Features and usage examples

Igor Timoshenkov edited this page Jul 21, 2017 · 10 revisions

Get started using this sample code:

require_once('vendor/autoload.php');

$parser = new RobotsTxtParser(file_get_contents('http://example.com/robots.txt'));
$parser->setUserAgent('MySimpleBot');

if ($parser->isAllowed('/')) {
	// Crawl of the frontpage is Allowed.
}
// or
if ($parser->isDisallowed('/path/to/page.html')) {
	// Crawl of /path/to/page.html is Disallowed
}

Basic features

HTTP status code

If you know the HTTP status code of the robots.txt file, input it here, otherwise simply skip it.

$parser->setHttpStatusCode(200);

Check if we're allowed in

if ($parser->isAllowed('/')) {
	// Crawl of the frontpage is Allowed
	// Do something
}
if ($parser->isDisallowed('/path/to/page.html')) {
	// Crawl of /path/to/page.html is Disallowed
	// Do something
}

Sitemaps

Export all sitemap URLs to an array (if any). Learn more.

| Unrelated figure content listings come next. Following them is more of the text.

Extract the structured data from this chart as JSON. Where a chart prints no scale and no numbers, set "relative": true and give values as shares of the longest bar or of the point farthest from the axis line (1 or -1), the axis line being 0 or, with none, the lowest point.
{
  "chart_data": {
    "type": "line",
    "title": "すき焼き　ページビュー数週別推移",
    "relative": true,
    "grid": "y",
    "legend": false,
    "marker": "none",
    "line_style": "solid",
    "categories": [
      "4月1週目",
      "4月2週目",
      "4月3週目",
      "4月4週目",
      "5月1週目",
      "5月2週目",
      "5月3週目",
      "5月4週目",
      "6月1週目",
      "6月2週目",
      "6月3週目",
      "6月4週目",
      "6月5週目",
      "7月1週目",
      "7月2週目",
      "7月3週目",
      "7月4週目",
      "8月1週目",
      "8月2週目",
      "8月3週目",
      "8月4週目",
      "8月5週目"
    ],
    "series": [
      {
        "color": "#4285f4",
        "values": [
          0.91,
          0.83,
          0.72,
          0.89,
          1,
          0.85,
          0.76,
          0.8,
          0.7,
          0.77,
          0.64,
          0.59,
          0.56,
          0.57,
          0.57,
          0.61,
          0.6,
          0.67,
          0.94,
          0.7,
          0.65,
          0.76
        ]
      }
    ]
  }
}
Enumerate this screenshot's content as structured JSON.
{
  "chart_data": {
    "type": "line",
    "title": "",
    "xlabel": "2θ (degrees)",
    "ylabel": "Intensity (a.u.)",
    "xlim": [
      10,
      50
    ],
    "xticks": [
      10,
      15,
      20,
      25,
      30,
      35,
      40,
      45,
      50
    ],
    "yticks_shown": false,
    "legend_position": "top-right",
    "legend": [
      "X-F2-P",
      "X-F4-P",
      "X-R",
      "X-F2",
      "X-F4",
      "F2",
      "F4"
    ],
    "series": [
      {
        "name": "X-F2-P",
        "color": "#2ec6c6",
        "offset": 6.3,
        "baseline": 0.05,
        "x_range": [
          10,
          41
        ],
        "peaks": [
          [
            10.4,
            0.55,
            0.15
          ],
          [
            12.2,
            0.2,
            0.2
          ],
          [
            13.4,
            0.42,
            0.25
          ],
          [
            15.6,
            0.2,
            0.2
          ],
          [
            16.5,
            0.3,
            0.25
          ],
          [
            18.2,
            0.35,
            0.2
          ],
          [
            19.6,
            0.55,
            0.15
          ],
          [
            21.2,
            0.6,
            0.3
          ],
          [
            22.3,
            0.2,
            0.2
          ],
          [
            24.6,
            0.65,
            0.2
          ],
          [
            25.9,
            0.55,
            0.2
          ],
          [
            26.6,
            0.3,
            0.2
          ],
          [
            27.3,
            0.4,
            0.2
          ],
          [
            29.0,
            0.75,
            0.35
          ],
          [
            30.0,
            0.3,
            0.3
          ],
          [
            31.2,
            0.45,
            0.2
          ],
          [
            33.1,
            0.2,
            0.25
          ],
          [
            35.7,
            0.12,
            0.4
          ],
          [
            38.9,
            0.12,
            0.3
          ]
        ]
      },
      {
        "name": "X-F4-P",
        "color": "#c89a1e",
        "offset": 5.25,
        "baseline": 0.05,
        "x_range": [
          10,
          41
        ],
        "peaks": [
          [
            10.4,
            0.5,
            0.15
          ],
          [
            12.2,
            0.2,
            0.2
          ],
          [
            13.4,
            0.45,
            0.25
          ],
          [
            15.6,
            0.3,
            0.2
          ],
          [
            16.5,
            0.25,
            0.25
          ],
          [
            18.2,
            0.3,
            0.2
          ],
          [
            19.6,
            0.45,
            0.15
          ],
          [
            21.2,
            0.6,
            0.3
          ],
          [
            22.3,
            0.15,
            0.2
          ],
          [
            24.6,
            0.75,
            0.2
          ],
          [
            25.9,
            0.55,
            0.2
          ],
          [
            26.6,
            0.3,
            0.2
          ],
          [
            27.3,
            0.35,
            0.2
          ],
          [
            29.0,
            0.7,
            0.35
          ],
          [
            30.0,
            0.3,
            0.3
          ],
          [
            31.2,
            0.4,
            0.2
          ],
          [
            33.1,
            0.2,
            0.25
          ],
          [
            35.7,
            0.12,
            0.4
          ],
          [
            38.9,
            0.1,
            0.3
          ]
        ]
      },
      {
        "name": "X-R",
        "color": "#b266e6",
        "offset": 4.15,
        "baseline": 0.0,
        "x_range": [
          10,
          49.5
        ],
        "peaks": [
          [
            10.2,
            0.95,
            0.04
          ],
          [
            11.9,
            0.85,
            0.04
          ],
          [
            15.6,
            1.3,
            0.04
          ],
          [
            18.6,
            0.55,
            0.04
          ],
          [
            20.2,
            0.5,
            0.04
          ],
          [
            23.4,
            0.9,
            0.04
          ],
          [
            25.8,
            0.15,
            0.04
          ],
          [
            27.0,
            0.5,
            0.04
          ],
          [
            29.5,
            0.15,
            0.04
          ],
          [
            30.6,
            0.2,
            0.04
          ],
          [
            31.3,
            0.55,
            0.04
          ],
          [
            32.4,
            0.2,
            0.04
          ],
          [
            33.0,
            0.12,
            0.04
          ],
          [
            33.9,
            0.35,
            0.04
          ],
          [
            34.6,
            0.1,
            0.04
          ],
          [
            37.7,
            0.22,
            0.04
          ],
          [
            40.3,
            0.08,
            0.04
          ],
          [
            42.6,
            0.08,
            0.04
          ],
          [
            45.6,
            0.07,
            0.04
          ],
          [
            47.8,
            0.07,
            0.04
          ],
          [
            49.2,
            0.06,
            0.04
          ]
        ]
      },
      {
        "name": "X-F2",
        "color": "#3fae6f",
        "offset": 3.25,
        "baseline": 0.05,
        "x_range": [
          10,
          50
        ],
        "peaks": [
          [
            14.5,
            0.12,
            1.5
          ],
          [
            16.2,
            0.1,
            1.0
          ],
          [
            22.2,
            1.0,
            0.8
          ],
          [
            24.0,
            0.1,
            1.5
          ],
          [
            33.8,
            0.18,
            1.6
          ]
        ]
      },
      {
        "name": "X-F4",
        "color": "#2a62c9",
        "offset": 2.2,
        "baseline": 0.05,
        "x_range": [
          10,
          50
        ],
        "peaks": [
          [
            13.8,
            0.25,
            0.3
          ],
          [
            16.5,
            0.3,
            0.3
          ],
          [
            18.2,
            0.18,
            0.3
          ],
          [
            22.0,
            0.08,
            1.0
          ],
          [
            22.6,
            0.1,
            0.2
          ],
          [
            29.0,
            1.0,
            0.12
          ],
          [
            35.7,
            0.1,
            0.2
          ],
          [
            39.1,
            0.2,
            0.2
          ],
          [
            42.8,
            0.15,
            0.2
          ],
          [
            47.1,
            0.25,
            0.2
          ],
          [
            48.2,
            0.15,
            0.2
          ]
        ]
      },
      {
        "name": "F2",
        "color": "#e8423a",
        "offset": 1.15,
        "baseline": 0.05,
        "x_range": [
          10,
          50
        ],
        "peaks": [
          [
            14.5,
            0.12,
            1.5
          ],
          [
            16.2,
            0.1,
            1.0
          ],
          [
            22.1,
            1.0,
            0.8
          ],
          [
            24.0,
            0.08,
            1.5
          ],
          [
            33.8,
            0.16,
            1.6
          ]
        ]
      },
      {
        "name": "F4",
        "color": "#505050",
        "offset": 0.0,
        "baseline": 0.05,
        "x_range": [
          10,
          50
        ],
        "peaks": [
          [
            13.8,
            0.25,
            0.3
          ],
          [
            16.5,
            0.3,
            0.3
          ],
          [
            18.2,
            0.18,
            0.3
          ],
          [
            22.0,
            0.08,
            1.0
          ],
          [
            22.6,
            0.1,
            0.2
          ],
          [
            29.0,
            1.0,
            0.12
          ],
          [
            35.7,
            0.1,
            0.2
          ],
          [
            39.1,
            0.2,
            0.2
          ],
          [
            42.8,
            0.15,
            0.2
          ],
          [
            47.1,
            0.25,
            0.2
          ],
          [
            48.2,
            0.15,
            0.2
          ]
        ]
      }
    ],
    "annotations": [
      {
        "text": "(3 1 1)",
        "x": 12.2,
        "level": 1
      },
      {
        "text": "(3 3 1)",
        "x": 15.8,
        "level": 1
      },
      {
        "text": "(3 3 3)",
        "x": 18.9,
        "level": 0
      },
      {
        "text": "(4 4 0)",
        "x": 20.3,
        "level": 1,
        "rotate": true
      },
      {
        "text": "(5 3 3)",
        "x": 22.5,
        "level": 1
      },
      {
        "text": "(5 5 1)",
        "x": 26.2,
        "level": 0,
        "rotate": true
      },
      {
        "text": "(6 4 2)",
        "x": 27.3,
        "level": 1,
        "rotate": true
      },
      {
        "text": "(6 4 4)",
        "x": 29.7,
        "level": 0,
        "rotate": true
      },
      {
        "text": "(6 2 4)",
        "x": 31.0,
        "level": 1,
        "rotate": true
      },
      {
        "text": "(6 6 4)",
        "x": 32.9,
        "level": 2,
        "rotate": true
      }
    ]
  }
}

$array = $parser->getSitemaps();

Advanced features

Crawl-delay

This is highly recommended for high-traffic crawlers

$delay = $parser->getDelay();

Simplified usage example

if ($parser->getDelay() > 0) {
	// The host doesn't want crawling more often than once every X second
	usleep($parser->getDelay() * 1000000);
	// Tip: you probably want to log the timestamp of the last crawl
	// then you'll know if you even have to sleep or not.
}

Host directive

Some webpages has mirrors, to deal with them, you'll probably want to use the Host directive (where available). That way you can make sure you crawl the host only, while ignoring any duplicate content.

$mainHost = $parser->getHost();

Clean-Param directive

Export an array of dynamic parameters that do not affect the content (e.g. identifiers of sessions, users, referrers etc.). Learn more

$cleanParam = $parser->cleanParam();

You can then parse it using:

foreach ($cleanParam as $path => $paramArray) {
	foreach ($paramArray as $param) {
		// $param - URL parameter
		// $path - URL path prefix
	}
}

Export rules

If you ever want to export the rules as an array, here is how:

// Rules for all userAgents
$rules = $parser->getRules();
// Rules for a specific useragent
$rules = $parser->getRules('mySimpleBot');

Export the robots.txt content

$content = $parser->getContent();

Get the log

$log = $parser->getLog();